Devoir de colère, devoir d’amour

Laurance Ouellet Tremblay nous fait naître à la déraison.

Je n’ai rien apporté, que je sache, des qualités requises par la vie, je n’ai apporté que l’humaine et générale faiblesse.

— Franz Kafka, 25 février 1918

On ne vient pas tous au monde de la même manière: certains poussent dans la terre avec les choux, d’autres descendent du ciel avec les cigognes. C’est connu. Certains ont des plumes, des écailles, de l’écorce; d’autres sont nus comme des vers. Personne n’a les mêmes armes, les mêmes chances.

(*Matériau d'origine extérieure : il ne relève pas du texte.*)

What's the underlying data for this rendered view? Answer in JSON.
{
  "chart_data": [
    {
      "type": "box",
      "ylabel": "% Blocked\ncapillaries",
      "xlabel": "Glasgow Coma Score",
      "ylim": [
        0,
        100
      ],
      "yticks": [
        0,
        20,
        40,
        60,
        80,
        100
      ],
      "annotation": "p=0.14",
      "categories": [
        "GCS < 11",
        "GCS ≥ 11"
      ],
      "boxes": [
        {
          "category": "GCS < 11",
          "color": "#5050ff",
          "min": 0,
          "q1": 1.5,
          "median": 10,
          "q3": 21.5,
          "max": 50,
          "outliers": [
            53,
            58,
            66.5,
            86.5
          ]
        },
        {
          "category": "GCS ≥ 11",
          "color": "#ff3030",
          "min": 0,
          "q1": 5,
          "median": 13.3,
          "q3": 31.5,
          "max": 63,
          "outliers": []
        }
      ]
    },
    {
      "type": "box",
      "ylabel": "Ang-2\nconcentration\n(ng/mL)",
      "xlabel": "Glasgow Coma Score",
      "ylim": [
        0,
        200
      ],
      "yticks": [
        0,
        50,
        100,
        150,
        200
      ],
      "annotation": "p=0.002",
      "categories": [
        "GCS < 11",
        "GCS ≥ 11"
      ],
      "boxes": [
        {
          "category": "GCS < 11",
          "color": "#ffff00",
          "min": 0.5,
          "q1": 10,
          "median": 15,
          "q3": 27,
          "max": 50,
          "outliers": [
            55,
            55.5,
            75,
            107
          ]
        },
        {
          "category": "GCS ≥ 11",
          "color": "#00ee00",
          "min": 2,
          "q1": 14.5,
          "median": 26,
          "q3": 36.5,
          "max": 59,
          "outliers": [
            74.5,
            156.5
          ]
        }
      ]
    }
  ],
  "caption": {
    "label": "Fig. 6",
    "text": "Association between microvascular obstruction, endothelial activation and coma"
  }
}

Par la tête ou par les pieds, on naît dans la différence – l’inégalité. La démesure, la violence. L’amour, parfois.

La colère est simple pour qui sait l’entendre.

Bien sûr, il y a des voix plus bruyantes que d’autres. Plus tonitruantes, plus bavardes. Qui parlent et parlent sans percer le blanc bruit du monde. Il y en a d’autres qu’on entend à peine, qui n’ajoutent rien au tumulte, mais le brisent à force de douceur.

C’est une telle voix, déraisonnable et sans mesure, qu’on entend dans les livres de Laurance Ouellet Tremblay. Le dernier, en particulier: Salut Loup!, qui prolonge le chantier ouvert avec Était une bête (La Peuplade, 2010) – deux livres de poèmes parmi les plus beaux que j’ai vus paraître ces dernières années.

C’est d’engendrement qu’il s’agit ici, de naissance et de passation, du monde dont on hérite et qu’on laissera ou léguera un jour. Les poèmes avancent en suivant une ligne chaque fois plus profonde et plus claire, «une ligne d’osmose entre l’amour immense et la violence inouïe qu’implique un acte d’engendrement».